This paper is related to the problem of finding a good notion of rectifiability in sub-Riemannian geometry. In particular, we study which kind of results can be expected for smooth hypersurfaces in Carnot groups. Our main contribution will be a consequence of the following result: there exists a $C^{\infty }$-hypersurface $S$ without characteristic points that has uncountably many pairwise non-isomorphic tangent groups on every positive-measure subset.

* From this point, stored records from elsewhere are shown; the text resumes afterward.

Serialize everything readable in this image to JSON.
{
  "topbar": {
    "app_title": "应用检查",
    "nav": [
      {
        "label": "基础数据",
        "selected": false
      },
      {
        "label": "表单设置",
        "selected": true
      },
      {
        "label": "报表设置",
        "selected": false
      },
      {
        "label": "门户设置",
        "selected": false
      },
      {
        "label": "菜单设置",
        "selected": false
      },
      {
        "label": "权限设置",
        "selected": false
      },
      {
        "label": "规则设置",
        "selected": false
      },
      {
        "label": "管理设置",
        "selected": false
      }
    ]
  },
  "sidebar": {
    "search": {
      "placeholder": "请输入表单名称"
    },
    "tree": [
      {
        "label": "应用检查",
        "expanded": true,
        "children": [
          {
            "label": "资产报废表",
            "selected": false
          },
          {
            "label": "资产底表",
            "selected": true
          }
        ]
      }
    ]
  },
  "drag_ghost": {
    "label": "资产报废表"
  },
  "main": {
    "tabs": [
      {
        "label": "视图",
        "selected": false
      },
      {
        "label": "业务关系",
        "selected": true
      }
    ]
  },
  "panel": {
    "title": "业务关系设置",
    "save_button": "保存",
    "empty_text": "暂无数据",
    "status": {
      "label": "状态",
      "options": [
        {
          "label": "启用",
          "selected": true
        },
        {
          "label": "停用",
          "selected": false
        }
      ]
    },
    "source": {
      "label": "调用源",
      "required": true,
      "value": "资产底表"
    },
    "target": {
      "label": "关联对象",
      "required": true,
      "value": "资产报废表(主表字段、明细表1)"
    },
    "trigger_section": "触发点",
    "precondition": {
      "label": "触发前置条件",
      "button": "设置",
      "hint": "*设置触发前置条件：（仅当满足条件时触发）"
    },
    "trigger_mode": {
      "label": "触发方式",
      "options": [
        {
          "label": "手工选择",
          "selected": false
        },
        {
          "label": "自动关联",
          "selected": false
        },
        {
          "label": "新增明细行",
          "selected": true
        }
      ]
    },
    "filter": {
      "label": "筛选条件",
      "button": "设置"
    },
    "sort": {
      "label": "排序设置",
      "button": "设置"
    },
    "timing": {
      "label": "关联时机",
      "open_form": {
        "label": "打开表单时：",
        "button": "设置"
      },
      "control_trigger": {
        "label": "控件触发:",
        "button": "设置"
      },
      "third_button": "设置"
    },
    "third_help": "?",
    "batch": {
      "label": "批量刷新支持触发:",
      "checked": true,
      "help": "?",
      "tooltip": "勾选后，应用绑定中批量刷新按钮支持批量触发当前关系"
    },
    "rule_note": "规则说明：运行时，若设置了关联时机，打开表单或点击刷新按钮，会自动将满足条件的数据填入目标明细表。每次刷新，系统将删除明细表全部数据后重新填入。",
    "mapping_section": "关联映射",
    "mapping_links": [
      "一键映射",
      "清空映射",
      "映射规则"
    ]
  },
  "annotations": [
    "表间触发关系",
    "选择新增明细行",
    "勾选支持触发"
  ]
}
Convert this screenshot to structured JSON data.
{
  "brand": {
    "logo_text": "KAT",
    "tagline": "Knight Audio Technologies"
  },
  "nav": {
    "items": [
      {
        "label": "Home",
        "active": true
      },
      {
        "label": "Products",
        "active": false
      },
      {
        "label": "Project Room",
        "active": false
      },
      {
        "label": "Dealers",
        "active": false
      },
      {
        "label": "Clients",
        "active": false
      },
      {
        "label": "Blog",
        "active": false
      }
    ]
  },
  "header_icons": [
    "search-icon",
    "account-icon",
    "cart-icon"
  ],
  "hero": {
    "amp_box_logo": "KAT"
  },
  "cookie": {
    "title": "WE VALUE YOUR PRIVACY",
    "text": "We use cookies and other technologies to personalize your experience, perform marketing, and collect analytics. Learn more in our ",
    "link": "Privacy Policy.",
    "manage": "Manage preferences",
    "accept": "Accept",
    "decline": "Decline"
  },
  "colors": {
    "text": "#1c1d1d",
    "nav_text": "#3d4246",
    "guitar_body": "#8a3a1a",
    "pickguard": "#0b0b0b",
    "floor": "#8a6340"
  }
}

The example is found in a Carnot group of topological dimension 8, it has Hausdorff dimension 12 and so we use on it the Hausdorff measure ${\mathcal{H}}^{12}$. As a consequence, we show that any Lipschitz map defined on a subset of a Carnot group of Hausdorff dimension 12, with values in $S$, has negligible image with respect to the Hausdorff measure ${\mathcal{H}}^{12}$. In particular, we deduce that $S$ cannot be Lipschitz parametrizable by countably many maps each defined on some subset of some Carnot group of Hausdorff dimension 12. As main consequence we have that a notion of rectifiability proposed by S. Pauls is not equivalent to one proposed by B. Franchi, R. Serapioni and F. Serra Cassano, at least for arbitrary Carnot groups. In addition, we show that, given a subset $U$ of a homogeneous subgroup of Hausdorff dimension 12 of a Carnot group, every bi-Lipschitz map $f:U\to S$ satisfies ${\mathcal{H}}^{12}\left(f\left(U\right)\right)=0$. Finally, we prove that such an example does not exist in Heisenberg groups: we prove that all $C^{\infty }$-hypersurfaces in ${\mathbb{H}}^n$ with $n\ge 2$ are countably ${\mathbb{H}}^{n-1}\times \mathbb{R}$-rectifiable according to Pauls’ definition, even with bi-Lipschitz maps.

本文与在次黎曼几何中寻找可纠正性的良好概念有关。特别是，我们研究了在卡诺（Carnot）组中对光滑的超曲面可预期的结果。我们的主要贡献将是以下结果的结果：存在一个$C^{\infty }$-超表面 $\mathrm{小号}$没有特征点，每个特征量子集上都有无数成对的成对切线组。该示例位于拓扑维数为8的Carnot组中，其维数为Hausdorff，维数为12，因此我们在其上使用Hausdorff测度${\mathcal{H}}^{12}$。结果，我们证明了在Hausdorff维度12的Carnot组的子集上定义的任何Lipschitz映射，其值在$\mathrm{小号}$，关于Hausdorff测度的图像可忽略不计 ${\mathcal{H}}^{12}$。特别是，我们推断$\mathrm{小号}$不能通过在Hausdorff维度12的某些卡诺组的某个子集上定义的大量映射来对Lipschitz进行参数化。作为主要结果，我们认为S. Pauls提出的可纠正性概念不等于B. Franchi，R.提出的可纠正性概念。 Serapioni和F. Serra Cassano，至少适用于任意卡诺组合。此外，我们证明，给定一个子集$ü$ 每个bi-Lipschitz映射的Carnot组的Hausdorff维度12的齐次子组 $F：ü\to \mathrm{小号}$ 满足 ${\mathcal{H}}^{12}（F（ü））=0$。最后，我们证明在海森堡小组中不存在这样的例子：我们证明所有$C^{\infty }$-超曲面 ${\mathbb{H}}^{ñ}$ 与 $ñ\ge 2$ 数不胜数 ${\mathbb{H}}^{ñ-\mathrm{1个}}\times \mathbb{[R}$-可以根据Pauls的定义进行纠正，即使使用双Lipschitz映射也是如此。